Finance Ministers and Central Bank Governors met last Friday under unprecedented global risks to growth and released a statement that was shorter in length, different in format, lacking in detail, but resolute in laying out five principles of agreement for the need to recapitalize financial institutions, better protect depositors, and re-liquify financial markets.  Taxpayers are to be protected, and actions by one government that hurt other countries are to be avoided. 

Last Friday’s statement said nothing about currency developments or shared Forex policy.  Since the Group statement was released, the euro and dollar have advanced 3.4% and 1.9% against the yen, and the euro has recovered 1.6% against the dollar.  A weakening yen is one litmus test of a less panicked market.  Another is that gold prices, down 1.2% since Friday’s close, remain contained.  Gold was about the only investment to perform well in the depression.  Oil prices are 2.6% firmer. 
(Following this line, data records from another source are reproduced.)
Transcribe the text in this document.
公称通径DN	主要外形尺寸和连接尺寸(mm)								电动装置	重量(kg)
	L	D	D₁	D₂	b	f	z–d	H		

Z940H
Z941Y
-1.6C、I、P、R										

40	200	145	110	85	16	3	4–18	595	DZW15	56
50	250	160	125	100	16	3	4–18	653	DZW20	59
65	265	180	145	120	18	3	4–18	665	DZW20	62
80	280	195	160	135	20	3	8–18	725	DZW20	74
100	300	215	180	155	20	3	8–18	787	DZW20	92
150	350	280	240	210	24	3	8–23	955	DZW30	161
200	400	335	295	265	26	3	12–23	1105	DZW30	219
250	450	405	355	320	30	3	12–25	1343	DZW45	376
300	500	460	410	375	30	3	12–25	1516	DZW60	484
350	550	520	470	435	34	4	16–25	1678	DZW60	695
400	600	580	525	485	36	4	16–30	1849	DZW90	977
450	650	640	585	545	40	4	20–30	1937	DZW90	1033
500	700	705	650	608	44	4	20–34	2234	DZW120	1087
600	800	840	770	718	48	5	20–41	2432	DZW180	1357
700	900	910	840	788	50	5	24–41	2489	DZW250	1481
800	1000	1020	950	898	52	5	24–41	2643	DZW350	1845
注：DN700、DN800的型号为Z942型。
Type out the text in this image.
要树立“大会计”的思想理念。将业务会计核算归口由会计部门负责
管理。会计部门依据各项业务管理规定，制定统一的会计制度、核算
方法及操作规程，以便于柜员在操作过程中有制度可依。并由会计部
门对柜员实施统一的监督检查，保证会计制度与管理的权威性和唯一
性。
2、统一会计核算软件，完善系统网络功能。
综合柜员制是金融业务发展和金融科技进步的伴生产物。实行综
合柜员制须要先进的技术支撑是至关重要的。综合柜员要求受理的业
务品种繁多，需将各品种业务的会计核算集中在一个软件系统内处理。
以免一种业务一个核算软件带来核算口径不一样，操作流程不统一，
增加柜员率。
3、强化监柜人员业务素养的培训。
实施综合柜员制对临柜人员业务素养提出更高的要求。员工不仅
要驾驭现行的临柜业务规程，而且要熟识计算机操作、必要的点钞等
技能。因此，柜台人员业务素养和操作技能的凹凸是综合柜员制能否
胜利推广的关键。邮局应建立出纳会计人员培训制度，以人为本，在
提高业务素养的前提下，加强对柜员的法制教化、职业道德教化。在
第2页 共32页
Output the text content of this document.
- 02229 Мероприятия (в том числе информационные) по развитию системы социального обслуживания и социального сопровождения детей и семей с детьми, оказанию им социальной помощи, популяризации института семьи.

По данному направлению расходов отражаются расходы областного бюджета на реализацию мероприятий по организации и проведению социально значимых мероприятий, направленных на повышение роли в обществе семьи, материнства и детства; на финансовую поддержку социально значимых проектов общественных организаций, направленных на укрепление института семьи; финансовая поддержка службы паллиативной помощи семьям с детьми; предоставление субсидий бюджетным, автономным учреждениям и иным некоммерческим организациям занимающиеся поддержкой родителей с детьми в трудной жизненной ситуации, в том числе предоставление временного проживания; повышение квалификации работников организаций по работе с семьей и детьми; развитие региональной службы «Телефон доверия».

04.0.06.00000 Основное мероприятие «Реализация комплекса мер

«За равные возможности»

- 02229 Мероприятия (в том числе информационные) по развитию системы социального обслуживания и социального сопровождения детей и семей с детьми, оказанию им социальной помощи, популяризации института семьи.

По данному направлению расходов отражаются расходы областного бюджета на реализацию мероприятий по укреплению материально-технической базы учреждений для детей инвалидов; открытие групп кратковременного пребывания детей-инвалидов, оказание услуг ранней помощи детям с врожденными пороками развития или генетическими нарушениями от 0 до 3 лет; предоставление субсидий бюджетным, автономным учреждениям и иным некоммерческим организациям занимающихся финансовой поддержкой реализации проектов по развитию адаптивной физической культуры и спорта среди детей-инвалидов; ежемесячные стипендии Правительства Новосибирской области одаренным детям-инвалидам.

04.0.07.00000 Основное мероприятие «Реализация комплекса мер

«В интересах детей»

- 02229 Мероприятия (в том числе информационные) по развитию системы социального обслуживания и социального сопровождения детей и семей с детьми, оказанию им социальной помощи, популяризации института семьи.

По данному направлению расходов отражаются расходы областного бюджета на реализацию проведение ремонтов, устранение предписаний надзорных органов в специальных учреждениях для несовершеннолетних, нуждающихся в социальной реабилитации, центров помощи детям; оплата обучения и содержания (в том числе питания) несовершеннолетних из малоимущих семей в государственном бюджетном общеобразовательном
Unlike Japanese officials in the 1990’s, the architects of various announced measures since the G-7 statement are trying to act with minimal procrastination.  Even so, investors are only hopeful and not really confident that officials have forged a workable solution.  Success will be measured by how bank willingness to lend adjusts.  To draw an analogy, suppose three doctors arrive to treat three isolated patients.  When the doctors are told that one of the patients is so ill that any contact would mean certain death without identifying that patient’s identity, each doctor refuses to enter the room even though an epidemic is likely if the other two patients do not get medical help.  The role of government  is to change risk/reward incentives such that the doctors will again be willing to step forward.  Banks need to be enticed to lend anew but to do so to parties that will have the means to service the loans.